I appreciate your excoriation of Amnesty International and their ilk. I have not bothered to follow this foolishness closely, but I wonder if anyone has suggested that those who compare Gitmo to the Gulag should read One Day in the Life of Ivan Denisovich by Solzhenitsyn. A short, terrible read that has stayed with me for over thirty years.

Anonymous said...

It's easy enough to get to the truth on this one; it's a no brainer. Open the gulags to independent investigators as Amnesty International suggests. Then, bring charges against those responsible.

Anonymous said...

I enjoyed the author taking pains to find discrepancies in amnestys reports and press release etc.
The writer should understand that he is defending some evil acts being committed by u.s government which are out in the open whether we call them gulags,concentration camp or auswich is waste of time.

Anonymous said...

It's easy for partisan hacks to forget that while the US government is currently controlled by a handful of Republicans -with a strong sense of ownership of DC- the two are in fact distinct entities. That's right, the Republican party does not = the federal goverment, per se.

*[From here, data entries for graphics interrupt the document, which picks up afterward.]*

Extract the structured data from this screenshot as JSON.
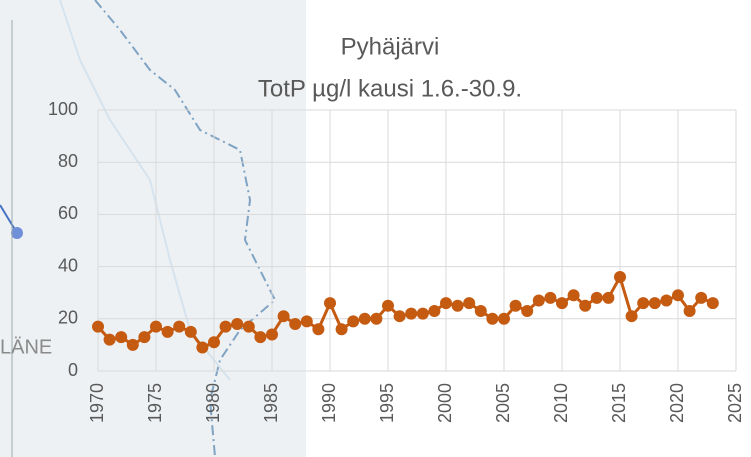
{
  "chart_data": {
    "type": "line",
    "title": "Pyhäjärvi",
    "subtitle": "TotP µg/l kausi 1.6.-30.9.",
    "x": [
      1970,
      1971,
      1972,
      1973,
      1974,
      1975,
      1976,
      1977,
      1978,
      1979,
      1980,
      1981,
      1982,
      1983,
      1984,
      1985,
      1986,
      1987,
      1988,
      1989,
      1990,
      1991,
      1992,
      1993,
      1994,
      1995,
      1996,
      1997,
      1998,
      1999,
      2000,
      2001,
      2002,
      2003,
      2004,
      2005,
      2006,
      2007,
      2008,
      2009,
      2010,
      2011,
      2012,
      2013,
      2014,
      2015,
      2016,
      2017,
      2018,
      2019,
      2020,
      2021,
      2022,
      2023
    ],
    "values": [
      17,
      12,
      13,
      10,
      13,
      17,
      15,
      17,
      15,
      9,
      11,
      17,
      18,
      17,
      13,
      14,
      21,
      18,
      19,
      16,
      26,
      16,
      19,
      20,
      20,
      25,
      21,
      22,
      22,
      23,
      26,
      25,
      26,
      23,
      20,
      20,
      25,
      23,
      27,
      28,
      26,
      29,
      25,
      28,
      28,
      36,
      21,
      26,
      26,
      27,
      29,
      23,
      28,
      26
    ],
    "color": "#c55a11",
    "xlim": [
      1970,
      2025
    ],
    "xticks": [
      1970,
      1975,
      1980,
      1985,
      1990,
      1995,
      2000,
      2005,
      2010,
      2015,
      2020,
      2025
    ],
    "ylim": [
      0,
      100
    ],
    "yticks": [
      0,
      20,
      40,
      60,
      80,
      100
    ],
    "grid": true
  },
  "map": {
    "label": "LÄNE"
  }
}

So with this in mind, we can all agree that the "good" people of the United States of America, as well as AI and HRW, are right to expect their noble representatives in goverment to 1) intervene on behalf of victims of human rights violations-in Darfur, for example, and 2) remove select criminals from their own ranks, regardless of their party affiliations or positions of power.

We CAN have it both ways, except when our noble representatives are anything but.

-c

Anonymous said...

It's easy for partisan hacks to forget that while the US government is currently controlled by a handful of Republicans -with a strong sense of ownership of DC- the two are in fact distinct entities. That's right, the Republican party does not = the federal goverment, per se.

So with this in mind, we can all agree that the "good" people of the United States of America, as well as AI and HRW, are right to expect their noble representatives in goverment to 1) intervene on behalf of victims of human rights violations-in Darfur, for example, and 2) remove select criminals from their own ranks, regardless of their party affiliations or positions of power.

We CAN have it both ways, except when our noble representatives are anything but.

-c

Anonymous said...

Well, one thing is for sure. I can tell you that guantanamo is the perfect tool for people who advocate a break with america. (I live in Europe) It's a public relations disaster that in the end will affect our relations with europe. Whether Gitmo is a modern gulag or not, in some segments of the public the U.S. has become the new monster.

Anonymous said...

Indeed, rhetorical inflation is dangerous, as is use of wrong and inflammatory terms, but I would (seriously) dispute that "disapperances" refers to kidnapping and secretly murdering someone, at least when discussing human rights violations. According to the key international human rights instrument, the Declaration adopted in 1992 by the UN General Assembly, the term refers to persons abducted, or DETAINED or ARRESTED when followed by a refusal to acknowledge their detention or to reveal their fate or whereabouts which places the person outside the protection of the law. Disappearances are a serious concern because they have in the past been proven to make it much harder in law-abiding societies to prevent extrajudicial killing (or torture), but the term does not refer to the murder itself... and does seem to reflect what has happened to too many of those detained by the US under its "war on terror".